Recordo-me de na altura ter pensado se este jornalista económico estava de novo a exercer funções de porta-voz, agora ao serviço do governo. Mas não, não falava como porta-voz. Tratava-se de um pregão voluntário. Voluntário e prenunciador: na passada sexta-feira, no 5.º congresso da Associação Cristã de Empresários e Gestores, foi o primeiro-ministro a repetir, a seguir a peugada de Peres Metelo.
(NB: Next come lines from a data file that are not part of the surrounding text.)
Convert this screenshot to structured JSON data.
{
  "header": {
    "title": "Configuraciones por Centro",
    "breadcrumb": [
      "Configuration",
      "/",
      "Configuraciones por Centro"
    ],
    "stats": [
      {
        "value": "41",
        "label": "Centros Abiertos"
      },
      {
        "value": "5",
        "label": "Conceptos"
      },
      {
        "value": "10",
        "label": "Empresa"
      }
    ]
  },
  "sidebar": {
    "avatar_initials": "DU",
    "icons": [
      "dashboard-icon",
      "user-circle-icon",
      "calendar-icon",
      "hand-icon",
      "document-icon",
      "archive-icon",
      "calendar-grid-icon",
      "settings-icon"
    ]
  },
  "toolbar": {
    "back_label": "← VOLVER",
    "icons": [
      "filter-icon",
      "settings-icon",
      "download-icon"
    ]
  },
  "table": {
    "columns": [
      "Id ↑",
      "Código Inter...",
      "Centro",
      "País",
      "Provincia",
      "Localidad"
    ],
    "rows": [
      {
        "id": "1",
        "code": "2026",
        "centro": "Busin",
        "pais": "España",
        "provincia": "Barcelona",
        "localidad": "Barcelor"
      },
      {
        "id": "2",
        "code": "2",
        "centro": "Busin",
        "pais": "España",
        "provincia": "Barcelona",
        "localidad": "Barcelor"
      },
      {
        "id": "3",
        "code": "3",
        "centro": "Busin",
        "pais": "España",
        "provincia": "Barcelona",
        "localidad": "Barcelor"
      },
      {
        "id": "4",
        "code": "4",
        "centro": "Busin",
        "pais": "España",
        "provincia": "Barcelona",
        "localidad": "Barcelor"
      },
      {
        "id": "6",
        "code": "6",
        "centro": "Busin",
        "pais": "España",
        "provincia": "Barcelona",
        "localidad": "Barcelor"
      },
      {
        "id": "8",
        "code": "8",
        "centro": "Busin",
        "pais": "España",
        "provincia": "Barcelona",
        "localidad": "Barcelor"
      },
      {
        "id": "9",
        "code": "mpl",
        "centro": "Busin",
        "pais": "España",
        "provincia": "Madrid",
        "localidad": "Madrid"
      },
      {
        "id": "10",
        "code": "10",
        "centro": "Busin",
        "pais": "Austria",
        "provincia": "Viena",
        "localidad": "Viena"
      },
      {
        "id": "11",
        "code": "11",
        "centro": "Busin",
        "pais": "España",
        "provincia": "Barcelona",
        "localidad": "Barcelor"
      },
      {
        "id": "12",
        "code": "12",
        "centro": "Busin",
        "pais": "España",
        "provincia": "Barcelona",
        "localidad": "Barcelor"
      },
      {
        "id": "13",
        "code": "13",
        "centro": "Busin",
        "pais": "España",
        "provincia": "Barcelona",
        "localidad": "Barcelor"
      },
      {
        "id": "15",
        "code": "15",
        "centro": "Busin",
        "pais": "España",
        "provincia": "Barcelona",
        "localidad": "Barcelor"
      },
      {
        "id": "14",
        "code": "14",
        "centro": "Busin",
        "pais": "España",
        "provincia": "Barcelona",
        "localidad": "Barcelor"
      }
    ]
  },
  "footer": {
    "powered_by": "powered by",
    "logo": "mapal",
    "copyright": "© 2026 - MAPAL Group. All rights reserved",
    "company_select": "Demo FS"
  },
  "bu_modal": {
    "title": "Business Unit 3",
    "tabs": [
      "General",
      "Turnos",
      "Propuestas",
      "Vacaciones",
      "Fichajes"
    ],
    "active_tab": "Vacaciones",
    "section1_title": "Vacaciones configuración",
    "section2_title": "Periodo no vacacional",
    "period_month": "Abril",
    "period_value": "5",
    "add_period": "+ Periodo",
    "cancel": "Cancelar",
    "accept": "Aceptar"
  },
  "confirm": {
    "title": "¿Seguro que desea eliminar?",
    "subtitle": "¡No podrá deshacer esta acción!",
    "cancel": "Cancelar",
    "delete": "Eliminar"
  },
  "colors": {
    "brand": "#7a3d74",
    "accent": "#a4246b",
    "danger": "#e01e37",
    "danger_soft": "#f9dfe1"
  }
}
Disse Passos Coelho: «Hoje, podemos dizer com confiança que Portugal está muito próximo do caminho do crescimento e, para que todos os dias possamos estar mais próximos, não podemos retardar e abrandar o ritmo das mudanças que estamos a introduzir».
Contudo, a sintonia de ambos os pregões não se circunscreveu à previsão de que estamos aqui estamos a crescer. Metelo, como lemos, teve o cuidado e a preocupação de enfatizar o nosso esforço colectivo — que classificou de admirável — e de acrescentar que esse esforço deveria ser estudado por sociólogos, e de dizer que somos um povo invulgar, e de sentenciar que vamos ser admirados por todo o mundo. Por seu lado, Coelho, no mencionado congresso, fez questão de encerrar o discurso fazendo «uma referência muito particular ao sacrifício extraordinário que todos os portugueses, de um modo geral, têm demonstrado», e dizendo que «tem sido realmente extraordinário e uma honra muito grande chefiar um Governo que tem tido a possibilidade de contar com um povo tão extraordinário como aquele que nós temos em Portugal.»
Somos, pois, um povo tão extraordinário! — no entendimento e nas palavras de Peres Metelo e de Passos Coelho. Este alargado consenso acerca da nossa prodigiosidade deixa-nos naturalmente reconfortados e certamente com ânimo acrescido para aceitarmos, de uma forma ainda mais extraordinária, o novo e urgente abaixamento de salários exigido há dois dias pelo economista, agora ao serviço do governo, António Borges.